Stanley Tigerman worked with a variety of Chicago architectural firms—including those of George Fred Keck; Skidmore, Owings & Merrill; and Harry M. Weese—before starting his own practice in 1964. Tigerman quickly developed a reputation for buildings that included as part of their design ironic references to his clients; these buildings were often categorized as postmodern because of their reliance on historical reference and signs and symbols. Perhaps more so than his buildings, Tigerman’s activism had the greatest impact on the American architectural scene. He was a founder of the so-called Chicago Seven movement in architecture, a group of seven Chicago architects who, playfully adopting the name of a group of late-1960s political dissidents, protested the dominance of Ludwig Mies van der Rohe’s modernism in postwar Chicago. In 1994 he co-founded Archeworks, an alternative postgraduate design school in Chicago that specializes in using architecture and design to address social needs. Tigerman studied architecture at schools including the Massachusetts Institute of Technology, the IIT Institute of Design, and Yale University.

Stuart Cohen’s work and the work of his firm has been published and exhibited nationally and internationally, receiving awards for design excellence from Progressive Architecture, Interiors, the American Institute of Architects, and the American Wood Council. Cohen was selected by Town and Country as one of the top 50 residential architects in the country and included in Architectural Digest’s AD100, a listing of the top 100 residential architects in the world. Other honors include selection as one of 40 architects under the age of 40 (1979) and as one of 20 architects representing the United States at the 1980 Venice Biennale.
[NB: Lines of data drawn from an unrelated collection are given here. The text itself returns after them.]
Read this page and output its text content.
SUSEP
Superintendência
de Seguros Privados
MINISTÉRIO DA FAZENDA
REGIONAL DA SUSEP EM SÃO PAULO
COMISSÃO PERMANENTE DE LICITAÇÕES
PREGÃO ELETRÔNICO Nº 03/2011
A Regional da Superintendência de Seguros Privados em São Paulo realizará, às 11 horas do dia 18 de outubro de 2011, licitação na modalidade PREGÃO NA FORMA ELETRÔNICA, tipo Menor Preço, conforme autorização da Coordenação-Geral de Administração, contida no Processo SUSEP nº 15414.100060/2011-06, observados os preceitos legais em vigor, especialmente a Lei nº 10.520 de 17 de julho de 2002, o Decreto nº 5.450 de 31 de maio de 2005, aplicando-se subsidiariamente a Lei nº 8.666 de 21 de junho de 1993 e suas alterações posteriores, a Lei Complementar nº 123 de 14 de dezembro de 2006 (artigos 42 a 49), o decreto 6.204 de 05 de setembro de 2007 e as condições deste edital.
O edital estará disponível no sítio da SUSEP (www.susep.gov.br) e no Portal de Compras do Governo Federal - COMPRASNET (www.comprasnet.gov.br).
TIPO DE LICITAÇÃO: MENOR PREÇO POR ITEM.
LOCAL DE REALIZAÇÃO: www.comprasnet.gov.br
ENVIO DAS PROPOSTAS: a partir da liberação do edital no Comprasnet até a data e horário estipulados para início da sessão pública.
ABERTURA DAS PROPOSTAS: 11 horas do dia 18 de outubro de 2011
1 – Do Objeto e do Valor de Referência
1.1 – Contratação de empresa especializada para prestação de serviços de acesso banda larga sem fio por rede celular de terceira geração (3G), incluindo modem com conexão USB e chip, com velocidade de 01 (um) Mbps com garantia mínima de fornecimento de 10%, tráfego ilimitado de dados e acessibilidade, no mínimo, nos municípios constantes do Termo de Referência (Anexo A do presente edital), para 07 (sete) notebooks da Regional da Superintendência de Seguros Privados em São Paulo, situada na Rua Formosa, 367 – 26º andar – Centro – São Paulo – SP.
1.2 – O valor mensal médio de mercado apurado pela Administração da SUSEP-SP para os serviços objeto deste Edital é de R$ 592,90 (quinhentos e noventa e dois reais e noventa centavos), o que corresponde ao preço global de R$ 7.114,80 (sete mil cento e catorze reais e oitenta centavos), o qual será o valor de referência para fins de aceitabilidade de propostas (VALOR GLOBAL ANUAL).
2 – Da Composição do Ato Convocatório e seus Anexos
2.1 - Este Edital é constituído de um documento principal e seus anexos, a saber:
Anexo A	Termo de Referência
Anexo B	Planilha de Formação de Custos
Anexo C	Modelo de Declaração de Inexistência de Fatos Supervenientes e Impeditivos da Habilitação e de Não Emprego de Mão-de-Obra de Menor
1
Cohen served on the faculty of the University of Illinois at Chicago and has been a visiting professor and guest lecturer at universities throughout the country. In 1998, he received the Excellence in Education Award from AIA Illinois. The author of a book and numerous articles on architecture, Cohen was elected to Fellowship in the AIA in 1985. He holds bachelor’s and master’s degrees from Cornell University, where he studied with Colin Rowe. Before opening his own architectural practice in Chicago, Cohen worked in New York City for Richard Meier and Associates and for Philip Johnson and John Burgee.
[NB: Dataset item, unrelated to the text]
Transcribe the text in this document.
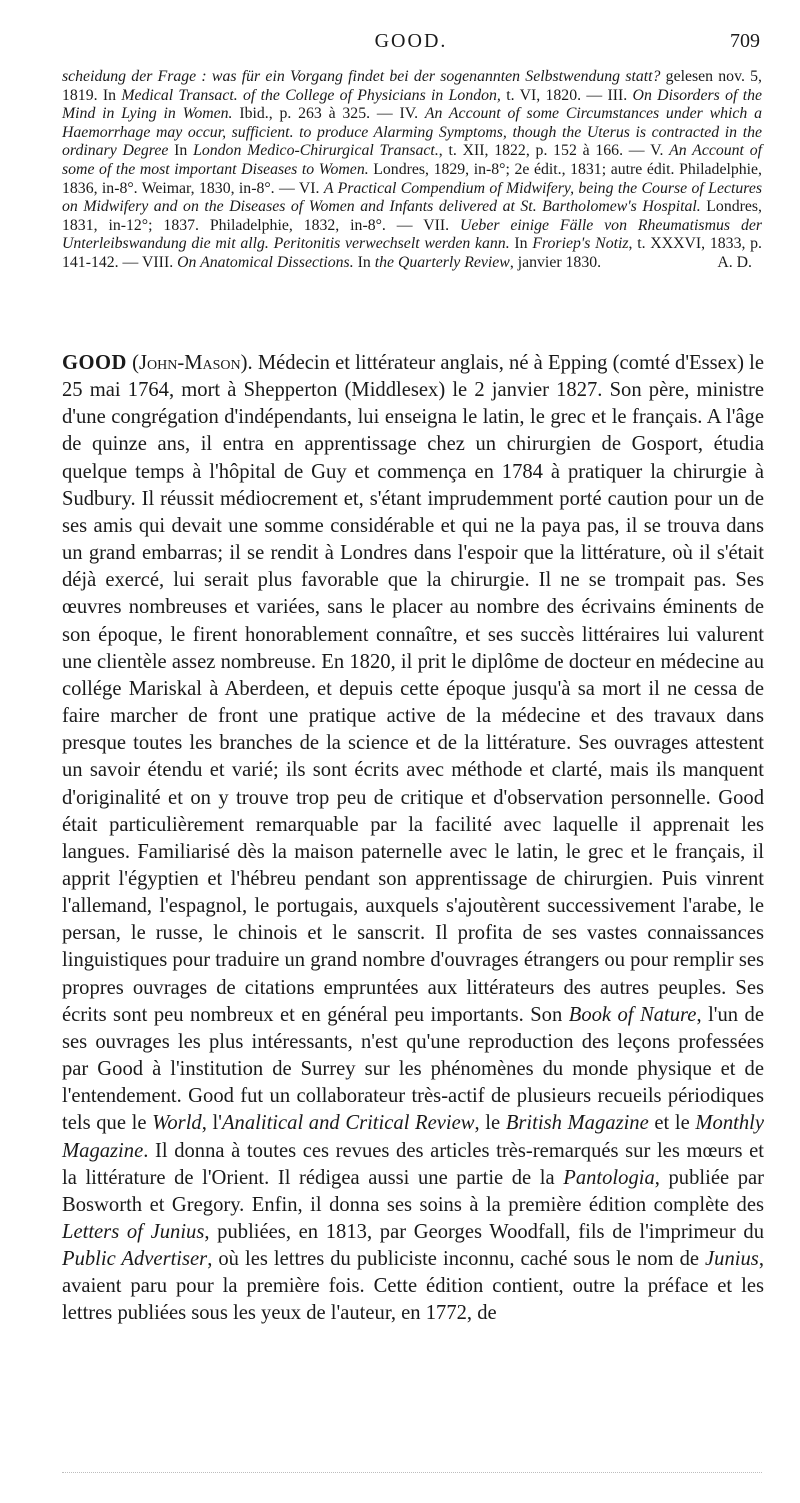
GOOD.	709

scheidung der Frage : was für ein Vorgang findet bei der sogenannten Selbstwendung statt? gelesen nov. 5, 1819. In Medical Transact. of the College of Physicians in London, t. VI, 1820. — III. On Disorders of the Mind in Lying in Women. Ibid., p. 263 à 325. — IV. An Account of some Circumstances under which a Haemorrhage may occur, sufficient. to produce Alarming Symptoms, though the Uterus is contracted in the ordinary Degree In London Medico-Chirurgical Transact., t. XII, 1822, p. 152 à 166. — V. An Account of some of the most important Diseases to Women. Londres, 1829, in-8°; 2e édit., 1831; autre édit. Philadelphie, 1836, in-8°. Weimar, 1830, in-8°. — VI. A Practical Compendium of Midwifery, being the Course of Lectures on Midwifery and on the Diseases of Women and Infants delivered at St. Bartholomew's Hospital. Londres, 1831, in-12°; 1837. Philadelphie, 1832, in-8°. — VII. Ueber einige Fälle von Rheumatismus der Unterleibswandung die mit allg. Peritonitis verwechselt werden kann. In Froriep's Notiz, t. XXXVI, 1833, p. 141-142. — VIII. On Anatomical Dissections. In the Quarterly Review, janvier 1830.	A. D.

GOOD (John-Mason). Médecin et littérateur anglais, né à Epping (comté d'Essex) le 25 mai 1764, mort à Shepperton (Middlesex) le 2 janvier 1827. Son père, ministre d'une congrégation d'indépendants, lui enseigna le latin, le grec et le français. A l'âge de quinze ans, il entra en apprentissage chez un chirurgien de Gosport, étudia quelque temps à l'hôpital de Guy et commença en 1784 à pratiquer la chirurgie à Sudbury. Il réussit médiocrement et, s'étant imprudemment porté caution pour un de ses amis qui devait une somme considérable et qui ne la paya pas, il se trouva dans un grand embarras; il se rendit à Londres dans l'espoir que la littérature, où il s'était déjà exercé, lui serait plus favorable que la chirurgie. Il ne se trompait pas. Ses œuvres nombreuses et variées, sans le placer au nombre des écrivains éminents de son époque, le firent honorablement connaître, et ses succès littéraires lui valurent une clientèle assez nombreuse. En 1820, il prit le diplôme de docteur en médecine au collége Mariskal à Aberdeen, et depuis cette époque jusqu'à sa mort il ne cessa de faire marcher de front une pratique active de la médecine et des travaux dans presque toutes les branches de la science et de la littérature. Ses ouvrages attestent un savoir étendu et varié; ils sont écrits avec méthode et clarté, mais ils manquent d'originalité et on y trouve trop peu de critique et d'observation personnelle. Good était particulièrement remarquable par la facilité avec laquelle il apprenait les langues. Familiarisé dès la maison paternelle avec le latin, le grec et le français, il apprit l'égyptien et l'hébreu pendant son apprentissage de chirurgien. Puis vinrent l'allemand, l'espagnol, le portugais, auxquels s'ajoutèrent successivement l'arabe, le persan, le russe, le chinois et le sanscrit. Il profita de ses vastes connaissances linguistiques pour traduire un grand nombre d'ouvrages étrangers ou pour remplir ses propres ouvrages de citations empruntées aux littérateurs des autres peuples. Ses écrits sont peu nombreux et en général peu importants. Son Book of Nature, l'un de ses ouvrages les plus intéressants, n'est qu'une reproduction des leçons professées par Good à l'institution de Surrey sur les phénomènes du monde physique et de l'entendement. Good fut un collaborateur très-actif de plusieurs recueils périodiques tels que le World, l'Analitical and Critical Review, le British Magazine et le Monthly Magazine. Il donna à toutes ces revues des articles très-remarqués sur les mœurs et la littérature de l'Orient. Il rédigea aussi une partie de la Pantologia, publiée par Bosworth et Gregory. Enfin, il donna ses soins à la première édition complète des Letters of Junius, publiées, en 1813, par Georges Woodfall, fils de l'imprimeur du Public Advertiser, où les lettres du publiciste inconnu, caché sous le nom de Junius, avaient paru pour la première fois. Cette édition contient, outre la préface et les lettres publiées sous les yeux de l'auteur, en 1772, de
Laurence "Larry" O. Booth, FAIA, founded Booth Hansen in 1980 with the belief that spirited, meaningful, and useful buildings can be realized with an organized and open creative process. As Design Principal, he leads the conceptual development of every project at the firm, always beginning with the conviction that each client, landscape, and building program is unique and demands knowledge and creativity to achieve the best results. Larry rejects any stylistic dogma, believing that any preconceived approach to design will result in a superficial solution that does not best serve the client. In a career spanning 50 years, Larry has been awarded numerous honors for his design work including a national Honor Award for the renovation of Old St. Patrick’s Church in Chicago, and over 35 regional Honor Awards from the AIA. In 2008, Larry was appointed Clinical Professor of Civil and Environmental Engineering and the Richard C. Halpern/ Rise International Distinguished Architect in Residence at Northwestern University.